I recently read Sen. Chris Van Hollen’s May 6 newsletter update, “Fighting to Protect Marylanders and Our Constitution.” “While I appreciate his passionate defense of the Constitution and efforts to address high-profile cases like that of Kilmar Abrego Garcia, I was struck by what was missing — any meaningful acknowledgment of the daily challenges facing working-class Marylanders.
The letter emphasizes federal workers, university faculty and students, deportation cases and big institutions such as NASA. Although these groups matter, they are only a portion of Maryland’s population. Those who count him as their senator also include retail clerks, tradespeople, small business owners, home health aides, truck drivers, child care workers and single moms, who earn median wages or lower, do not have job security and are barely scratching by every day to afford their groceries, child care, gas and rent.
These Marylanders are often ignored in national political stories. They’re not in press releases. It’s not heard from the Senate floor. But they keep communities going — working long hours, figuring out how to cope with broken public services and seeing costs go through the roof while paychecks don’t keep pace. When a senator spends thousands of words about academic and legal institutions, yet struggles to mention a paragraph or two aside to the working poor in Hagerstown, Salisbury or Dundalk — it’s a troubling message: The political fights must matter more than the working economy of everyday people.
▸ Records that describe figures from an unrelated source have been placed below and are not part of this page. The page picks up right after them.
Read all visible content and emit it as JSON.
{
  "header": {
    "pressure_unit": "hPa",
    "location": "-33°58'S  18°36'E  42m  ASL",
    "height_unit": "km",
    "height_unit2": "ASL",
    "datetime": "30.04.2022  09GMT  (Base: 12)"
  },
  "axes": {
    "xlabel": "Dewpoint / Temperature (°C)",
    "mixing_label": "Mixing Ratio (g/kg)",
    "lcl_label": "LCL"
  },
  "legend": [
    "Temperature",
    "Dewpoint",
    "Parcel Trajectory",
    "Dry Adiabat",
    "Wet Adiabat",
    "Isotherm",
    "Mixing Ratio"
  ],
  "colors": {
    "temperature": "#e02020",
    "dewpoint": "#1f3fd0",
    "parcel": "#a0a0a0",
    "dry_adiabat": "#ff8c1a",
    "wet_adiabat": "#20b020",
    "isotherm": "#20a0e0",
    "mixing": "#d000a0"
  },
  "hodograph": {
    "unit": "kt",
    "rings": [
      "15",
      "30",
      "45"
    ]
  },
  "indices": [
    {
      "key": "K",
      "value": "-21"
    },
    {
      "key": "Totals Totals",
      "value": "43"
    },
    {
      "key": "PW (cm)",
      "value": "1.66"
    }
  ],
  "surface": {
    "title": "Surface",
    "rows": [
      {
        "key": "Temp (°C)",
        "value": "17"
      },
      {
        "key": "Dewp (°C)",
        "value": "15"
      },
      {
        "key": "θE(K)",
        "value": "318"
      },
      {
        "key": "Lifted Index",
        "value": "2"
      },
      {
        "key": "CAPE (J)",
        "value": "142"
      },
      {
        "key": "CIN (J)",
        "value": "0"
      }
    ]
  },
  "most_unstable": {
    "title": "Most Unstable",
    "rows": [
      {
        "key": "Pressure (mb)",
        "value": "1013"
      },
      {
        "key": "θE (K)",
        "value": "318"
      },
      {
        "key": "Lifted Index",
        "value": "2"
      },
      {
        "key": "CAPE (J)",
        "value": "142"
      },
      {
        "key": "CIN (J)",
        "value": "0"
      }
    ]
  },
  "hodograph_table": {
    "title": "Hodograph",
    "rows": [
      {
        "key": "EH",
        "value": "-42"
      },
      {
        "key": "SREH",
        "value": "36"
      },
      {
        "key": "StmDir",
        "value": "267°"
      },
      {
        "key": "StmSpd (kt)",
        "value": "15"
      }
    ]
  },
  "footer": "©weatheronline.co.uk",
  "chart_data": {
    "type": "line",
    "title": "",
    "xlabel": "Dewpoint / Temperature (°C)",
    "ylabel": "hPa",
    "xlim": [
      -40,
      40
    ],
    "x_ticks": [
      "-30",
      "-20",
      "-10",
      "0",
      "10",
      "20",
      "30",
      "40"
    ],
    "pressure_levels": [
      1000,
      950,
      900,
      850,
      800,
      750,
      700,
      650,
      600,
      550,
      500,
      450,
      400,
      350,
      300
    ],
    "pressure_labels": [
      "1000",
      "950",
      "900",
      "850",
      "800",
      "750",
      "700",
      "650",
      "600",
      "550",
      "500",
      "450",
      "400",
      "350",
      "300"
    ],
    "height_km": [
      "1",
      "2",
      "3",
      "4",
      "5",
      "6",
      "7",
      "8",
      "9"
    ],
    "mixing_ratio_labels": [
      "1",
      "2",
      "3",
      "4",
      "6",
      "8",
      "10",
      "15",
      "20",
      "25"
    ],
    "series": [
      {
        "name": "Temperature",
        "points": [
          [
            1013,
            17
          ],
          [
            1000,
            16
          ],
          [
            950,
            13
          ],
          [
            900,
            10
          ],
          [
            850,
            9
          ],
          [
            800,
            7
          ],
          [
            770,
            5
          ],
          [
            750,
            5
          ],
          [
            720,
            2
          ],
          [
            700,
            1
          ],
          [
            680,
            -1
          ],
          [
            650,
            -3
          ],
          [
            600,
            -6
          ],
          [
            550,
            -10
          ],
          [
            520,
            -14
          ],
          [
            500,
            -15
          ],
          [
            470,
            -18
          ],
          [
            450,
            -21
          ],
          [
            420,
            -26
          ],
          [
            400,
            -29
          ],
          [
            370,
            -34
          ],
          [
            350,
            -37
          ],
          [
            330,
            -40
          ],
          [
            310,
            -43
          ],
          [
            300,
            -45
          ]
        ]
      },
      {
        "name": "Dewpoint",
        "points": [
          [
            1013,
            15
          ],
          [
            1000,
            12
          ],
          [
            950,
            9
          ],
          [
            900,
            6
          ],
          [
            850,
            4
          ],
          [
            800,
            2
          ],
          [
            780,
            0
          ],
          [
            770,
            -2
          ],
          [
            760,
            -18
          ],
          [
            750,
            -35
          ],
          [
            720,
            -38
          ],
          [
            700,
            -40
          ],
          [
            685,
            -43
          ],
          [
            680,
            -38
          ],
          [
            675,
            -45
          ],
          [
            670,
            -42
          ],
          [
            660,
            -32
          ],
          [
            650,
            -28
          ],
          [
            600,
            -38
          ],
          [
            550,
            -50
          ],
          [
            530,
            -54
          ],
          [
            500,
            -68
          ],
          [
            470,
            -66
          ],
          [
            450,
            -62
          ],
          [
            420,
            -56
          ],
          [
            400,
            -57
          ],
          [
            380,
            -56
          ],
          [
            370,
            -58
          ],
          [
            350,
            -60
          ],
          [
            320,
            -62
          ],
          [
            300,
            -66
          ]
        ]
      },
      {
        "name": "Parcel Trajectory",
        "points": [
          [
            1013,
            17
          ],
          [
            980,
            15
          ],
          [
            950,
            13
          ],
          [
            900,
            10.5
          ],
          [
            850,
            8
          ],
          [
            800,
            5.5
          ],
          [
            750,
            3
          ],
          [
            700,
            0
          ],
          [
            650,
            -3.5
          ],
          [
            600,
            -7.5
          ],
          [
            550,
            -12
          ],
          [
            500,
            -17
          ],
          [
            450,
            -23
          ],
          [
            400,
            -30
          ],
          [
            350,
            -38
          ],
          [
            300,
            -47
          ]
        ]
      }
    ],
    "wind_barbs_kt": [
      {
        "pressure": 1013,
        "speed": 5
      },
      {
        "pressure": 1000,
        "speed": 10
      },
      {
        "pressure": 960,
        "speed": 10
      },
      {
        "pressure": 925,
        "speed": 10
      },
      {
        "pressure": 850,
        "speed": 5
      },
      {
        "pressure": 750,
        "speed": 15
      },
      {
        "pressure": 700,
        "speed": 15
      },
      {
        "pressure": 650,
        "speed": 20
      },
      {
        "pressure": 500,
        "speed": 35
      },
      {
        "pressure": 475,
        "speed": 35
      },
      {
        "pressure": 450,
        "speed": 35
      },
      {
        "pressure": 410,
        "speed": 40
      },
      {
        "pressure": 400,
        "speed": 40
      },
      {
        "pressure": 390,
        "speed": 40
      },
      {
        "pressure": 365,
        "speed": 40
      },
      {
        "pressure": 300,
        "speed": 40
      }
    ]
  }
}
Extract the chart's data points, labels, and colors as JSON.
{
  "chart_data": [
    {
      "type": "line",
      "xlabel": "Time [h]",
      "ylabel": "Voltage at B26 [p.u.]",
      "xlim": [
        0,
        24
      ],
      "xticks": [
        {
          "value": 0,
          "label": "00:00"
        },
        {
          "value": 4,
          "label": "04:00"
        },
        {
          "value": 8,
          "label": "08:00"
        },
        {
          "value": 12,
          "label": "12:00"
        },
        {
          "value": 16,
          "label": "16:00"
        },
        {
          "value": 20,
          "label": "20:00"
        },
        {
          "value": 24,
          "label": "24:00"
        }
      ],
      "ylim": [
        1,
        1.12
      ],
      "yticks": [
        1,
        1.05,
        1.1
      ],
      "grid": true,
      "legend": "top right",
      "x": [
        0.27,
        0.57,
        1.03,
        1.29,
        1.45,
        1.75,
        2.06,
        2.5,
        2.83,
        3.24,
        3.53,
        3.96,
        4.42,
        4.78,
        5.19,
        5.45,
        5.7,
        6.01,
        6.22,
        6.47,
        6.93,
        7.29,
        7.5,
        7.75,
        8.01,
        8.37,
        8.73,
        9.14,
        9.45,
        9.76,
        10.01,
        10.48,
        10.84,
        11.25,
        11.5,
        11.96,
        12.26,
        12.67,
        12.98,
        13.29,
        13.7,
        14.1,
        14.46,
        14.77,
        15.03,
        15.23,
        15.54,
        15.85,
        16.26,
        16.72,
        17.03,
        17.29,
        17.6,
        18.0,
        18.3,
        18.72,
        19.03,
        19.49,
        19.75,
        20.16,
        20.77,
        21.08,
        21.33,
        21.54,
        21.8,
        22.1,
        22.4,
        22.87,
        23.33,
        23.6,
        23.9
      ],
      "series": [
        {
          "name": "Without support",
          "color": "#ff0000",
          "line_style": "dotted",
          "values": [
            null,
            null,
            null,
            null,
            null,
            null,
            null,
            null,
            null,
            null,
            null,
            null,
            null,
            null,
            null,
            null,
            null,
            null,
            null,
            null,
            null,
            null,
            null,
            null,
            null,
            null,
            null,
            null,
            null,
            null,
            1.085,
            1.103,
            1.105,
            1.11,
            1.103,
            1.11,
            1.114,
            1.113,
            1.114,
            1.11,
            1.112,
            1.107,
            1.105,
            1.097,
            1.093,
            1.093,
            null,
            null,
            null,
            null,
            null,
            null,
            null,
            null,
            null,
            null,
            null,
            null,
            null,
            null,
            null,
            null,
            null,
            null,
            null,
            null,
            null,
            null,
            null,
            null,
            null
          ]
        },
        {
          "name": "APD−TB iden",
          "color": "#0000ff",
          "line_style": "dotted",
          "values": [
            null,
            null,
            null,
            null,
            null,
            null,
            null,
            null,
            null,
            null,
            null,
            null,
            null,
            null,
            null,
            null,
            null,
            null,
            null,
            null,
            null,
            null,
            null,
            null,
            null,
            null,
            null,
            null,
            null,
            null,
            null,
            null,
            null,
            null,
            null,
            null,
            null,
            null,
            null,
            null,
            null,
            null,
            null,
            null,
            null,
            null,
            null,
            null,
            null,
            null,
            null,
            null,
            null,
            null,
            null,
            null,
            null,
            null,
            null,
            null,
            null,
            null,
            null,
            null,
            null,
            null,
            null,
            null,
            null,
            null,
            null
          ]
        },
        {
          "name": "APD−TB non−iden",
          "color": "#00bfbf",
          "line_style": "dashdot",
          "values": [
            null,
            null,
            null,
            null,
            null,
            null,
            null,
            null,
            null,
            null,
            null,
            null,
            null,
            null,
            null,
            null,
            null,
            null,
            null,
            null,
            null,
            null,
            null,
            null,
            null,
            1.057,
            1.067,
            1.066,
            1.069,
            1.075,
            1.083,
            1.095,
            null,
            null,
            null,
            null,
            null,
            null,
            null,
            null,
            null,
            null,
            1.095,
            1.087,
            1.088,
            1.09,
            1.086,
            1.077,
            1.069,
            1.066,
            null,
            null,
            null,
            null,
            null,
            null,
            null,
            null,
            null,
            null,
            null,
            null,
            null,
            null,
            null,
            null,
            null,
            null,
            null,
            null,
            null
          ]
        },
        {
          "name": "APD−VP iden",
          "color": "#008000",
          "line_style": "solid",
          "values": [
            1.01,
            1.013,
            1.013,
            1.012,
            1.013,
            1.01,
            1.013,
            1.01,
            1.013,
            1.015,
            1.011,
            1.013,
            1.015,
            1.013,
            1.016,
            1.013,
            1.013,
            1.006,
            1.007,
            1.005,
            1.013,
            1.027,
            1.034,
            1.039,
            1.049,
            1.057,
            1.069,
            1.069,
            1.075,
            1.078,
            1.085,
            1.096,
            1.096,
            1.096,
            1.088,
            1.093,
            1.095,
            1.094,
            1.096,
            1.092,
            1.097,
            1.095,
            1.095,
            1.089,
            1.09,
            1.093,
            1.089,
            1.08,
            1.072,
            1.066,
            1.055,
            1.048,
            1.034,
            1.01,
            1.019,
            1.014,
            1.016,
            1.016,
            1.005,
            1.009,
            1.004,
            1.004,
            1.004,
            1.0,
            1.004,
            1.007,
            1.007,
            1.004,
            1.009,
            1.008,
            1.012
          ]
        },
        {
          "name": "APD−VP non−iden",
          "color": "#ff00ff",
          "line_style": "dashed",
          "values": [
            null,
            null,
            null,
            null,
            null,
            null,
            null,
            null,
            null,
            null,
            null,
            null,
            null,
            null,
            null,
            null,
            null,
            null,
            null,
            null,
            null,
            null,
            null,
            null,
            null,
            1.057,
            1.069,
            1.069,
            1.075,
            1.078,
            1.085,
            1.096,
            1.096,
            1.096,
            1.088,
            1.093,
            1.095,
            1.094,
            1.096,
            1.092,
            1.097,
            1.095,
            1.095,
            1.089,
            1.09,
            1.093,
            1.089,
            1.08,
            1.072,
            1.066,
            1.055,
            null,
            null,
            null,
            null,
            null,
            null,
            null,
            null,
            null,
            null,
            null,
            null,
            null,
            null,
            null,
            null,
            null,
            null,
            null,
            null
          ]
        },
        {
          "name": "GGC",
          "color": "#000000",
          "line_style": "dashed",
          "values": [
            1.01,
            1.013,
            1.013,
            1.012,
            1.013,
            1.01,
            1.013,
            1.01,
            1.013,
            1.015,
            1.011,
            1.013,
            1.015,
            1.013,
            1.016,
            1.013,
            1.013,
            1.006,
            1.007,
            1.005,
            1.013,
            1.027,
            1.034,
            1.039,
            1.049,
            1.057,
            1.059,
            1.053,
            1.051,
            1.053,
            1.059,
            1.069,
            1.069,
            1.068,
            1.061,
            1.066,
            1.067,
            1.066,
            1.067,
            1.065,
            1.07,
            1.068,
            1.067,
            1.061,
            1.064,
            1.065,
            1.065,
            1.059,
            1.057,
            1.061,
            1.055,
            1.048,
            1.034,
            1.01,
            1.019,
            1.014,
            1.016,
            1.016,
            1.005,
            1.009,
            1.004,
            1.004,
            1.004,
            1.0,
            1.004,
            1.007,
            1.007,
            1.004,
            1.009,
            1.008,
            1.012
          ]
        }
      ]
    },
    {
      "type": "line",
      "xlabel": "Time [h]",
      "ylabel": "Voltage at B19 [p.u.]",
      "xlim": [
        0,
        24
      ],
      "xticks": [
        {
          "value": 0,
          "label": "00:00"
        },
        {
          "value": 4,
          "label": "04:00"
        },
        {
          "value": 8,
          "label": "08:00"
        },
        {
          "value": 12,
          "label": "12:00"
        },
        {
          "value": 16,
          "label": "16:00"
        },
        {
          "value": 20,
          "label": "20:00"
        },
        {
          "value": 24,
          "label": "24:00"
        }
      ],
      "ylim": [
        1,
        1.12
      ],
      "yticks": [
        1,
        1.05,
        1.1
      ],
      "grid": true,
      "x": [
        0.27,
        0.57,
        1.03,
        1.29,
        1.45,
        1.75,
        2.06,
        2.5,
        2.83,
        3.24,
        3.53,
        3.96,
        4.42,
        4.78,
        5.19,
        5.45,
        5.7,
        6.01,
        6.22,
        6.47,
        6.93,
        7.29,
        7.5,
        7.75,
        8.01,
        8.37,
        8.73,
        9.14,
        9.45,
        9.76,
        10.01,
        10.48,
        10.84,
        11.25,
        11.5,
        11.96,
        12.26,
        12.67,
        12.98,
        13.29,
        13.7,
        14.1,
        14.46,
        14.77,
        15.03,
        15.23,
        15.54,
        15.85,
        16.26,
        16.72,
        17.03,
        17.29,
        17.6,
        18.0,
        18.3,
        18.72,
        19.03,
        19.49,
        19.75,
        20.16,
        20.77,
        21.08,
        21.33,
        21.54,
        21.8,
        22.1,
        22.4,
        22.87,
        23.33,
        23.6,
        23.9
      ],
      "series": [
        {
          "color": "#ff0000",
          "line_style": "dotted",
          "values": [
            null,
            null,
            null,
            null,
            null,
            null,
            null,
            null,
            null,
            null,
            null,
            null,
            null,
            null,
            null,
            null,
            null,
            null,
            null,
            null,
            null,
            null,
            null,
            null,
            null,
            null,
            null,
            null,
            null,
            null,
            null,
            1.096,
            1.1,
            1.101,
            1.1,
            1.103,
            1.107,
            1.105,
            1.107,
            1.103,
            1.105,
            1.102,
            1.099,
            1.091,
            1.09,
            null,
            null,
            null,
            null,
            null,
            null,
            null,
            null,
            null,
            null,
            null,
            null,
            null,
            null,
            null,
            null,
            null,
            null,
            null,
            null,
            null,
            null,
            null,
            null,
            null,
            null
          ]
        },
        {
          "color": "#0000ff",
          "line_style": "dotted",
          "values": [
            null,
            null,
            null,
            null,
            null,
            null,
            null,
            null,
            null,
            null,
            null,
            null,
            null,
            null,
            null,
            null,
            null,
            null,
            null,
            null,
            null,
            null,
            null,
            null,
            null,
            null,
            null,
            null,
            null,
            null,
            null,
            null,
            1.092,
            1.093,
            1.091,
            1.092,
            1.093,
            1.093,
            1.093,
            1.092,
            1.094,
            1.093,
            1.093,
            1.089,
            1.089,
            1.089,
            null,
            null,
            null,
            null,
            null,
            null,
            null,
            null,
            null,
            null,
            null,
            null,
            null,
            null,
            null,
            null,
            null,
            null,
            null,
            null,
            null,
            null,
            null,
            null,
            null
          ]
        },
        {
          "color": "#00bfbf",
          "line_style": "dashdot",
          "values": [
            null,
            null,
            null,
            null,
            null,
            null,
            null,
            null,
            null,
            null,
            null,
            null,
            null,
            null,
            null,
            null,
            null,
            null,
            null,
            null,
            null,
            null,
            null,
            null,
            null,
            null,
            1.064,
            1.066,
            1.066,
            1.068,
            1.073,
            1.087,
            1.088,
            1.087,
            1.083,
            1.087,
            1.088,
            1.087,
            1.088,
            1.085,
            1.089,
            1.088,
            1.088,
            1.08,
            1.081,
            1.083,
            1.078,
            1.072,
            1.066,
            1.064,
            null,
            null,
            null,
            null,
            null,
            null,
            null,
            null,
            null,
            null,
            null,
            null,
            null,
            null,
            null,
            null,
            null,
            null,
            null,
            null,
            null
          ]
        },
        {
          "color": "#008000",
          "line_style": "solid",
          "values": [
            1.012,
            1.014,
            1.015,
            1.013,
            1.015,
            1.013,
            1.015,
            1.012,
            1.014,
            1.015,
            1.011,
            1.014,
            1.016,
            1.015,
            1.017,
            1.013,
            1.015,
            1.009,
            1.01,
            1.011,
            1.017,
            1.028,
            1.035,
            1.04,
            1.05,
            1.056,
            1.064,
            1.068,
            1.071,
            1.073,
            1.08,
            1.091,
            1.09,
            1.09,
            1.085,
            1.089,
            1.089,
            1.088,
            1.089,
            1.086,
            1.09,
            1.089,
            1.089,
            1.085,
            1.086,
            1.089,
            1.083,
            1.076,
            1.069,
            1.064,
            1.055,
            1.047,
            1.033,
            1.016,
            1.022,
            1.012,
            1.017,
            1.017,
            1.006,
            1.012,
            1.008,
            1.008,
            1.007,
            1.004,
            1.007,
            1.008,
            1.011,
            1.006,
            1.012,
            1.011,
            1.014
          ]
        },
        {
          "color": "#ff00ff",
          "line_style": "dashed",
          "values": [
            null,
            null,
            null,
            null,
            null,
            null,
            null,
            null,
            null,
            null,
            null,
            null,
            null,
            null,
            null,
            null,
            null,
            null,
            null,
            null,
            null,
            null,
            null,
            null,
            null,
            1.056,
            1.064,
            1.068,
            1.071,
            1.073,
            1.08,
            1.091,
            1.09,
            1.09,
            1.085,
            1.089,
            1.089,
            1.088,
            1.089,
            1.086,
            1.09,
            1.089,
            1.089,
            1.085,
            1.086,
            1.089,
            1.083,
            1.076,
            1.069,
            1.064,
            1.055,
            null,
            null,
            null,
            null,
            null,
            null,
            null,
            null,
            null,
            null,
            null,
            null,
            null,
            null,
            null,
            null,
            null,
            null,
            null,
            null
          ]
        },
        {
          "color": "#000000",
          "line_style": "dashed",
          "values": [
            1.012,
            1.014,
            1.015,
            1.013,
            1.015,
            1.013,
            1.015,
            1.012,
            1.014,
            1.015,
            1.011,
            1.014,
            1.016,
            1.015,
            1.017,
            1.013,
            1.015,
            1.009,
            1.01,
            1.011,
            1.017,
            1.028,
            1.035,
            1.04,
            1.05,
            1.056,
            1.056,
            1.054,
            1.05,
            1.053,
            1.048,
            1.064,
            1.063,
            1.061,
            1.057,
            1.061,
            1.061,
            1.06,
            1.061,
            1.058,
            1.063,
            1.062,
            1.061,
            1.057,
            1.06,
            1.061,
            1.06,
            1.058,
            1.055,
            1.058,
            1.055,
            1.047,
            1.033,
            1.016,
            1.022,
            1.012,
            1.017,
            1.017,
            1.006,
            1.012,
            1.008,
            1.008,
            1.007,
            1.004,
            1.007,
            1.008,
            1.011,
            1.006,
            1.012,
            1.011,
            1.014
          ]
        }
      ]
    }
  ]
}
This gap is acutely felt in areas like Cumberland, Waldorf and Prince Frederick. Cashiers, delivery workers, day care employees do not seek any privilege — only acknowledgement and affirmation. They want cheap food, work, safe homes and essential services. Their stories are not as headline-grabbing as Supreme Court decisions or international legal rifts, and yet their stakes are just as real, perhaps even higher.
The siting of these communities would be much different if the same focus was given to them. Many of these workers simply don’t have the time to coordinate and attend town halls. They have no lobbyists or press coverage or university platforms. Their silence is not apathy — it is exhaustion. But they pay taxes, raise children and also do some of the most necessary, and too often thankless, work there is. They deserve a voice and an advocate just as much as people who have institutional power or political presence.
Throughout Maryland — especially in rural and working-class communities — families struggle with housing that is unaffordable, utility bills that keep climbing and jobs that may not be there tomorrow. These are not abstractions of policy; these are matters of urgent survival. People in Denton or Brunswick are deciding between food and medicine. In Easton and La Plata, renters are being priced out of housing. Too many are one emergency from financial collapse. But the political spotlight is instead shining on court battles in the corridors of power in Washington and the country’s most elite universities, far from this daily grind.
To get right to the point: The senator’s letter sounds like it is concerned not with those who most need his concern, but rather with those who are already closest, either literally or figuratively, to positions of power and privilege: federal workers with job protections, university students and administrators, and well to do members of the legal profession.
They are well-financed, well-known and well-connected. Meanwhile, the people who kept Maryland afloat in the pandemic — line cooks, aides and grocery clerks — barely get a mention.
This is more than just a rhetorical lapse. It is a real difference of focus as well. Centering our political energies on high-profile appeals and ignoring the quiet crises of everyday families produces a corrosive perception: that government is more responsive to the well-connected than to the hard-working. That’s not representation — it’s exclusion. And it’s exactly the kind of disjunction that fuels disillusionment and distrust with our political system.
As the senator correctly notes, it’s important to defend the Constitution, but that defense cannot be limited to the court of law or to press conferences. It has to be about policies that allow people to do more than survive, that enable Marylanders to live decent, dignified lives. The Constitution is in a mother in Anne Arundel being able to afford child care, or a worker who has lost a job having a chance to retrain for a new career without going into debt. It’s not just about legal rights, but about economic security and opportunity.
I urge Sen. Van Hollen to expand his focus to the lifeblood of our state. They pay taxes and contribute to communities every day. They deserve to be seen, heard and fought for with the energy and passion that are sometimes brought to any constitutional or national cause.
Christine Lightfoot is a retired veteran who grew up in Maryland.